After Williams sued the RTA on behalf of Raiskin and others in 2014, the RTA made changes to its light rail trains.
Raiskin, who uses a wheelchair, said trains did not have enough wheelchair space before Williams filed her “fairly contentious lawsuit.” After the lawsuit, RTD removed seats from trains to make room for wheelchairs, she added.
Williams began mentoring Montoya in 2005, soon after Montoya began working as a legal assistant at the Cross Disability Coalition. Williams never treated Montoya like a subordinate; he treated everyone equally, Montoya said.
Williams’ cousin, Marilyn Davis, described him as funny, sarcastic and a fan of children. “It’s very sad,” she said. “I never expected this, but now it bothers me when I hear about the man he was.”
Williams graduated from the University of Colorado at Denver in 1993 and the University of Denver School of Law (now the Sturm School of Law) in 1996.
He has received numerous awards for his litigation work, including the Order of St.
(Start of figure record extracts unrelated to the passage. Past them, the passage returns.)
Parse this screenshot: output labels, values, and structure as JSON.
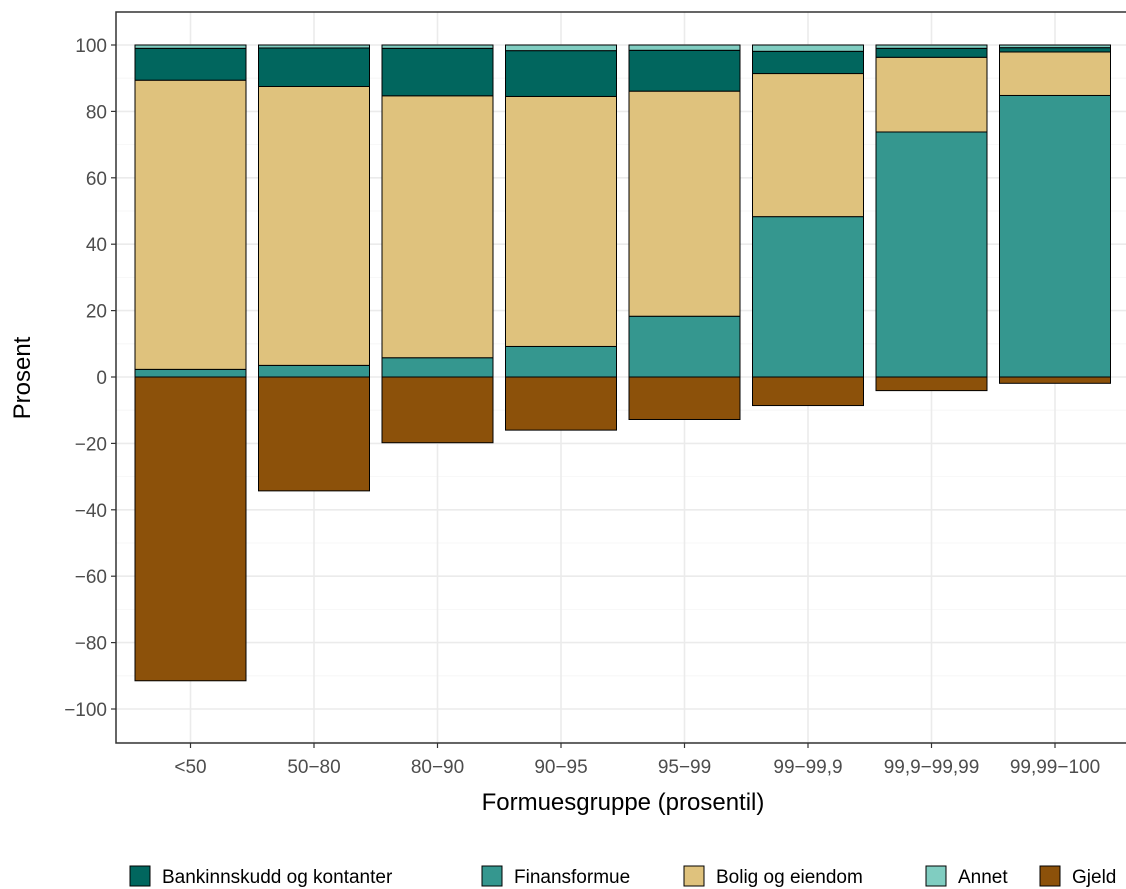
{
  "chart_data": {
    "type": "bar",
    "stacked": "diverging",
    "xlabel": "Formuesgruppe (prosentil)",
    "ylabel": "Prosent",
    "ylim": [
      -110,
      110
    ],
    "yticks": [
      100,
      80,
      60,
      40,
      20,
      0,
      -20,
      -40,
      -60,
      -80,
      -100
    ],
    "ytick_labels": [
      "100",
      "80",
      "60",
      "40",
      "20",
      "0",
      "−20",
      "−40",
      "−60",
      "−80",
      "−100"
    ],
    "grid": true,
    "legend_position": "bottom",
    "categories": [
      "<50",
      "50−80",
      "80−90",
      "90−95",
      "95−99",
      "99−99,9",
      "99,9−99,99",
      "99,99−100"
    ],
    "series": [
      {
        "name": "Gjeld",
        "color": "#8c510a",
        "values": [
          -91.5,
          -34.3,
          -19.8,
          -16.0,
          -12.8,
          -8.6,
          -4.1,
          -1.9
        ]
      },
      {
        "name": "Finansformue",
        "color": "#35978f",
        "values": [
          2.3,
          3.5,
          5.8,
          9.2,
          18.3,
          48.3,
          73.8,
          84.8
        ]
      },
      {
        "name": "Bolig og eiendom",
        "color": "#dfc27d",
        "values": [
          87.1,
          84.0,
          78.9,
          75.3,
          67.8,
          43.1,
          22.5,
          13.1
        ]
      },
      {
        "name": "Bankinnskudd og kontanter",
        "color": "#01665e",
        "values": [
          9.6,
          11.6,
          14.3,
          13.8,
          12.3,
          6.7,
          2.7,
          1.3
        ]
      },
      {
        "name": "Annet",
        "color": "#80cdc1",
        "values": [
          1.0,
          0.9,
          1.0,
          1.7,
          1.6,
          1.9,
          1.0,
          0.8
        ]
      }
    ],
    "legend": [
      "Bankinnskudd og kontanter",
      "Finansformue",
      "Bolig og eiendom",
      "Annet",
      "Gjeld"
    ]
  }
}
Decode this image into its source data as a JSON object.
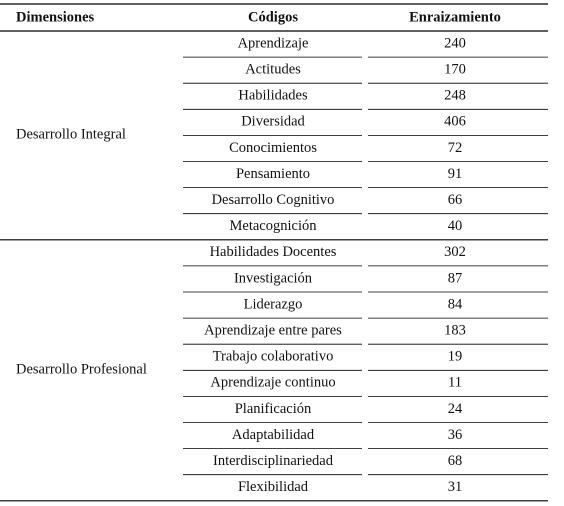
{
  "table": {
    "header": [
      "Dimensiones",
      "Códigos",
      "Enraizamiento"
    ],
    "groups": [
      {
        "dimension": "Desarrollo Integral",
        "rows": [
          [
            "Aprendizaje",
            240
          ],
          [
            "Actitudes",
            170
          ],
          [
            "Habilidades",
            248
          ],
          [
            "Diversidad",
            406
          ],
          [
            "Conocimientos",
            72
          ],
          [
            "Pensamiento",
            91
          ],
          [
            "Desarrollo Cognitivo",
            66
          ],
          [
            "Metacognición",
            40
          ]
        ]
      },
      {
        "dimension": "Desarrollo Profesional",
        "rows": [
          [
            "Habilidades Docentes",
            302
          ],
          [
            "Investigación",
            87
          ],
          [
            "Liderazgo",
            84
          ],
          [
            "Aprendizaje entre pares",
            183
          ],
          [
            "Trabajo colaborativo",
            19
          ],
          [
            "Aprendizaje continuo",
            11
          ],
          [
            "Planificación",
            24
          ],
          [
            "Adaptabilidad",
            36
          ],
          [
            "Interdisciplinariedad",
            68
          ],
          [
            "Flexibilidad",
            31
          ]
        ]
      }
    ]
  }
}
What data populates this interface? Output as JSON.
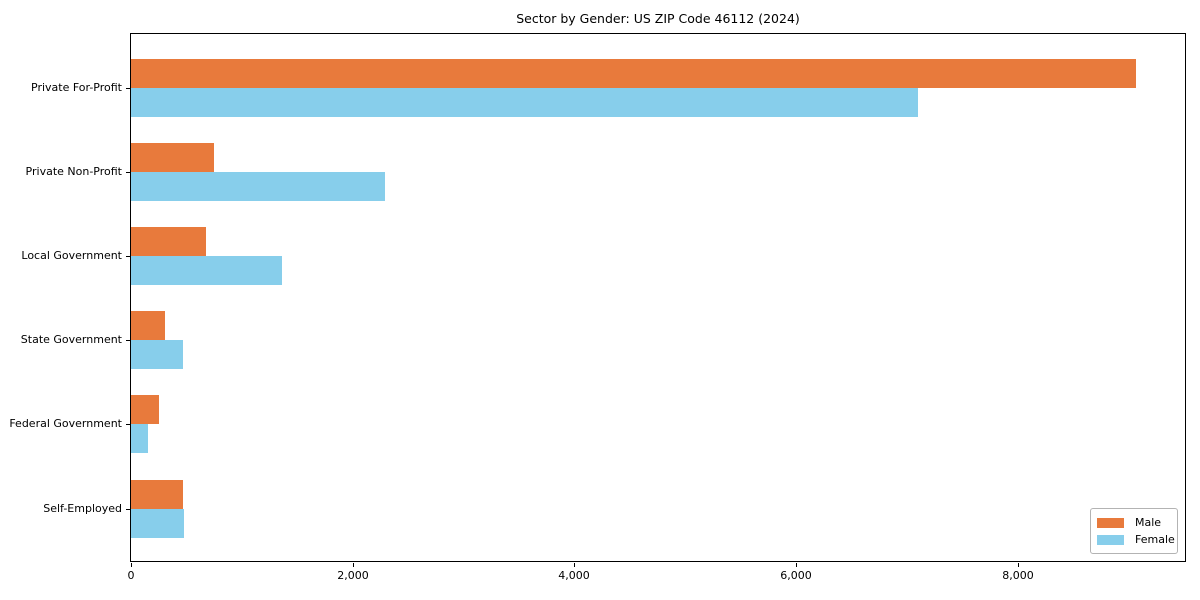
{
  "chart_data": {
    "type": "bar",
    "orientation": "horizontal",
    "title": "Sector by Gender: US ZIP Code 46112 (2024)",
    "categories": [
      "Private For-Profit",
      "Private Non-Profit",
      "Local Government",
      "State Government",
      "Federal Government",
      "Self-Employed"
    ],
    "series": [
      {
        "name": "Male",
        "color": "#E87A3C",
        "values": [
          9070,
          750,
          680,
          310,
          255,
          470
        ]
      },
      {
        "name": "Female",
        "color": "#87CEEB",
        "values": [
          7100,
          2290,
          1360,
          470,
          150,
          480
        ]
      }
    ],
    "xlabel": "",
    "ylabel": "",
    "xlim": [
      0,
      9520
    ],
    "xticks": [
      0,
      2000,
      4000,
      6000,
      8000
    ],
    "xtick_labels": [
      "0",
      "2,000",
      "4,000",
      "6,000",
      "8,000"
    ],
    "grid": false,
    "legend": {
      "position": "lower-right",
      "entries": [
        "Male",
        "Female"
      ]
    },
    "axis_color": "#000000",
    "background_color": "#ffffff"
  }
}
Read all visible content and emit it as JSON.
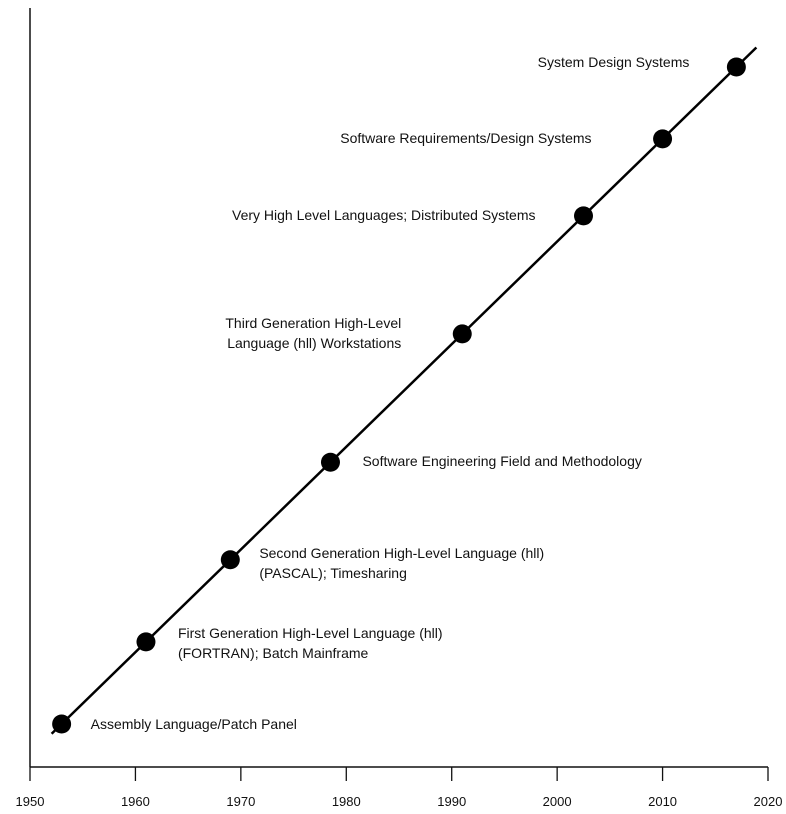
{
  "chart_data": {
    "type": "line",
    "title": "",
    "xlabel": "",
    "ylabel": "",
    "xlim": [
      1950,
      2020
    ],
    "x_ticks": [
      "1950",
      "1960",
      "1970",
      "1980",
      "1990",
      "2000",
      "2010",
      "2020"
    ],
    "grid": false,
    "legend": "none",
    "points": [
      {
        "x": 1953,
        "lines": [
          "Assembly Language/Patch Panel"
        ]
      },
      {
        "x": 1961,
        "lines": [
          "First Generation High-Level Language (hll)",
          "(FORTRAN); Batch Mainframe"
        ]
      },
      {
        "x": 1969,
        "lines": [
          "Second Generation High-Level Language (hll)",
          "(PASCAL); Timesharing"
        ]
      },
      {
        "x": 1978.5,
        "lines": [
          "Software Engineering Field and Methodology"
        ]
      },
      {
        "x": 1991,
        "lines": [
          "Third Generation High-Level",
          "Language (hll) Workstations"
        ]
      },
      {
        "x": 2002.5,
        "lines": [
          "Very  High Level Languages;  Distributed Systems"
        ]
      },
      {
        "x": 2010,
        "lines": [
          "Software Requirements/Design Systems"
        ]
      },
      {
        "x": 2017,
        "lines": [
          "System Design Systems"
        ]
      }
    ],
    "colors": {
      "line": "#000000",
      "points": "#000000",
      "axes": "#111111",
      "text": "#111111"
    }
  }
}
Ives from Denver Law School, the Liberty Bell Award from the Denver Bar Association, and the Ralph Carr Award from the American Civil Liberties Union of Colorado.
Kevin Williams died on February 6 at AdventHealth Porter Hospital in Denver. (Courtesy of the Colorado Cross Disability Coalition)
He grew up in the eastern suburbs of Cleveland and moved to Colorado in 1990, the year the Americans with Disabilities Act was passed.
Colleagues said he was a fan of Colorado’s mountain drives, concert venues, music festivals and the local brewing and distilling industry.
“He was always thinking about impact and how to create sustainable change and create programs that continue to protect the civil rights of people with disabilities,” Reiskin said. “All of us with disabilities who live or enjoy life in Colorado are grateful to him for making things more accessible.”
Article type: News
It is based on facts that the reporter has observed and verified firsthand, or that have been reported and verified by knowledgeable sources.